Texto de Pedro Emanuel Santos | Fotos de Igor Martins/Global Imagens
Era pastor nos altos de Celorico de Basto, distrito de Braga, corpo de 12 anos e quarta classe da escola primária terminada, quando um amigo lhe falou pela primeira vez do sonho de ser barbeiro. “Ainda por cima, os clientes dão cinco tostões de gratificação”, segredaram-lhe em jeito de proposta irrecusável.
Apelo maior em época de pobreza imensa, António Teixeira Sousa foi falar, ufano, com o homem que por aquelas bandas percorria aldeias de acessos impossíveis para cortar cabelos e aparar à navalhada rostos masculinos. Ouviu um rotundo não, “que a arte era para ficar em família e que a haveria de passar para os sobrinhos, que filhos não tinha”.
António não se desfez e, órfão de pai, recebeu aval da mãe para ir para o Porto em busca de melhor sorte. Foi e não mais de lá saiu, 53 anos de tesoura em riste que lhe aguçaram o apetite por saber mais e mais da profissão a que jurou casamento eterno e prometeu o dote de a deixar impressa em letra de livro para que todos lhe conheçam a história. “Um relâmpago de paixão que tive e que jamais esmoreceu”, resume.

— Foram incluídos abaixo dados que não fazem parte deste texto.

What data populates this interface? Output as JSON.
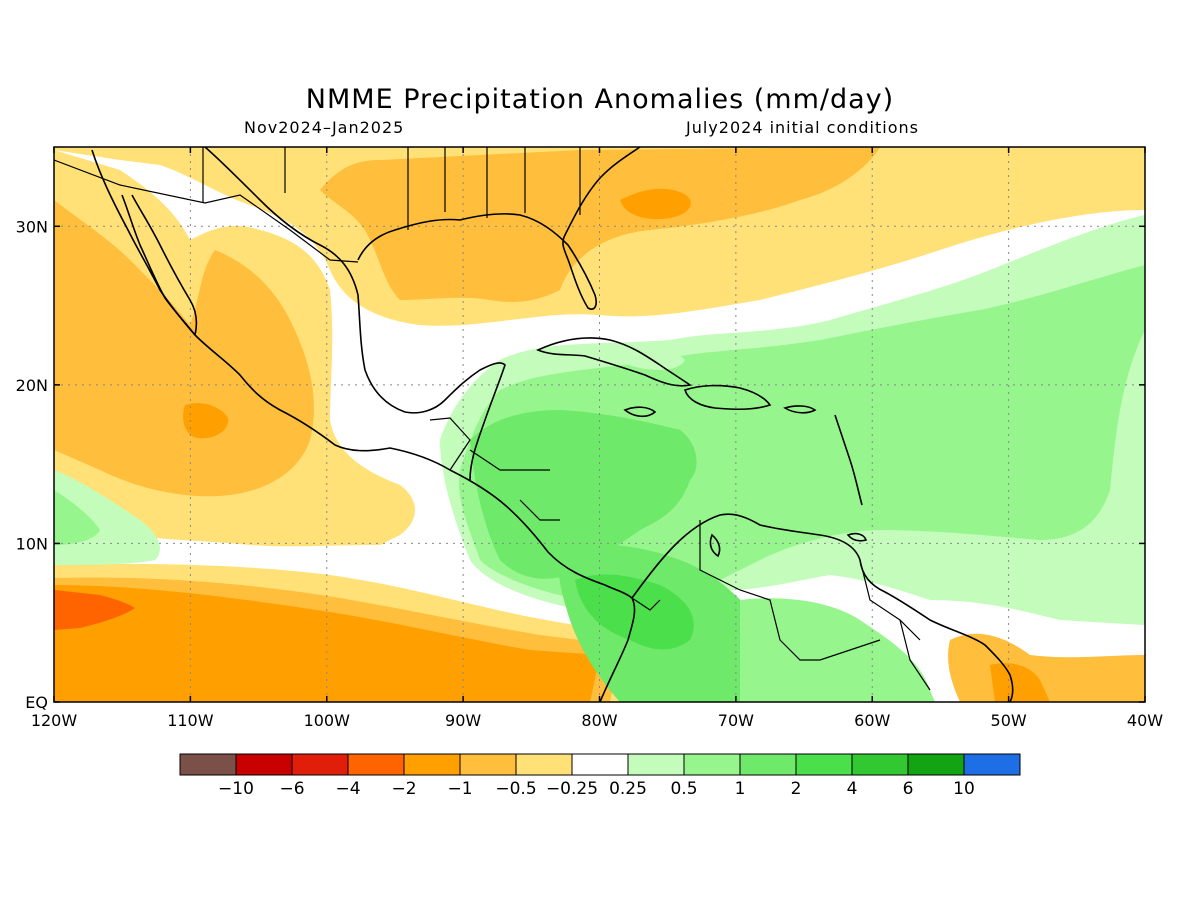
{
  "title": "NMME Precipitation Anomalies (mm/day)",
  "subtitle_left": "Nov2024–Jan2025",
  "subtitle_right": "July2024 initial conditions",
  "map": {
    "lon_range": [
      -120,
      -40
    ],
    "lat_range": [
      0,
      35
    ],
    "x_ticks": [
      {
        "lon": -120,
        "label": "120W"
      },
      {
        "lon": -110,
        "label": "110W"
      },
      {
        "lon": -100,
        "label": "100W"
      },
      {
        "lon": -90,
        "label": "90W"
      },
      {
        "lon": -80,
        "label": "80W"
      },
      {
        "lon": -70,
        "label": "70W"
      },
      {
        "lon": -60,
        "label": "60W"
      },
      {
        "lon": -50,
        "label": "50W"
      },
      {
        "lon": -40,
        "label": "40W"
      }
    ],
    "y_ticks": [
      {
        "lat": 0,
        "label": "EQ"
      },
      {
        "lat": 10,
        "label": "10N"
      },
      {
        "lat": 20,
        "label": "20N"
      },
      {
        "lat": 30,
        "label": "30N"
      }
    ],
    "gridlines": "dotted"
  },
  "colorbar": {
    "colors": [
      "#7a5048",
      "#c80000",
      "#e01e0a",
      "#ff6400",
      "#ffa000",
      "#ffbe3c",
      "#ffe178",
      "#ffffff",
      "#c3fcbb",
      "#96f58c",
      "#6ee96a",
      "#4be04b",
      "#32c832",
      "#13a413",
      "#1e6ee6"
    ],
    "labels": [
      "−10",
      "−6",
      "−4",
      "−2",
      "−1",
      "−0.5",
      "−0.25",
      "0.25",
      "0.5",
      "1",
      "2",
      "4",
      "6",
      "10"
    ]
  },
  "legend_colors": {
    "dry_strong": "#ff6400",
    "dry": "#ffa000",
    "dry_moderate": "#ffbe3c",
    "dry_weak": "#ffe178",
    "wet_weak": "#c3fcbb",
    "wet": "#96f58c",
    "wet_moderate": "#6ee96a",
    "wet_strong": "#4be04b"
  }
}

Estávamos em 1966, Salazar cairá da cadeira daí a dois anos, Portugal é país de paz podre por dentro e de guerra nas colónias, a miséria não permite mais do que alimentar a sobrevivência. Sozinho, António lá ruma no Porto, à Rua Anselmo Braancamp, ligação entre Santos Pousada e a Firmeza. O salão foi a Casa José Camelo, onde não se tratava apenas de penteados.

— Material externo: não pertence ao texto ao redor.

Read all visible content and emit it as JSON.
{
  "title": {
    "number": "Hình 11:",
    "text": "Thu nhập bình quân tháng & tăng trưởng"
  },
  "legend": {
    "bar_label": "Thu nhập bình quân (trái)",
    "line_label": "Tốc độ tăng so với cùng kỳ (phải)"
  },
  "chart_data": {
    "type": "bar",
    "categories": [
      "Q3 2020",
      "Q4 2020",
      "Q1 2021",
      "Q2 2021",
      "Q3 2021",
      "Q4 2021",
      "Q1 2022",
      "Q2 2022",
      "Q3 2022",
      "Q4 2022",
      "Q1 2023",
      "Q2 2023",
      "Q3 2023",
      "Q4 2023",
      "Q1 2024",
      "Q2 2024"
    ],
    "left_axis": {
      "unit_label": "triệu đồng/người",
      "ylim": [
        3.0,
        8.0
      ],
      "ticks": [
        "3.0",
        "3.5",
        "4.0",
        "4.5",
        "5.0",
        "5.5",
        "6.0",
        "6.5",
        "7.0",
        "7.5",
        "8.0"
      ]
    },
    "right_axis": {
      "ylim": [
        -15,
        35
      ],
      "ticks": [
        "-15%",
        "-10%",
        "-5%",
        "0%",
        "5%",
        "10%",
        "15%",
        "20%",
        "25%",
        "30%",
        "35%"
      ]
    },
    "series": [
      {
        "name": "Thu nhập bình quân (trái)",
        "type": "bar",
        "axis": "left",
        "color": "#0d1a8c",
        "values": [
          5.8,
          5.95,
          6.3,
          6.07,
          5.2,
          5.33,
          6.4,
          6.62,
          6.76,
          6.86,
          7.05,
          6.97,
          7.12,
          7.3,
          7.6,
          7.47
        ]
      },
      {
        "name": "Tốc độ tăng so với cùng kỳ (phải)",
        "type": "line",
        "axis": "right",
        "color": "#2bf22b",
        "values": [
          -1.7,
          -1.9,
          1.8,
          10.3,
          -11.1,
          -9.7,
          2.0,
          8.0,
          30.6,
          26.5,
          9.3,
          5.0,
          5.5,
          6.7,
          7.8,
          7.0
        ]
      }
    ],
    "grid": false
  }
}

“Trabalhei lá três anos, até fechar. Era ardina de manhã, a entregar jornais, e de tarde até à noite ficava a aprender a arte da barbearia”, recorda António Teixeira Sousa, 65 anos em abril próximo, autor de “História do Barbeiro”, da editora 5Livros.pt, que será apresentado publicamente na próxima sexta-feira, dia 29, em cerimónia na Escola Profissional Raul Dória, na Praça da República. No Porto, claro, a cidade que adotou como sua.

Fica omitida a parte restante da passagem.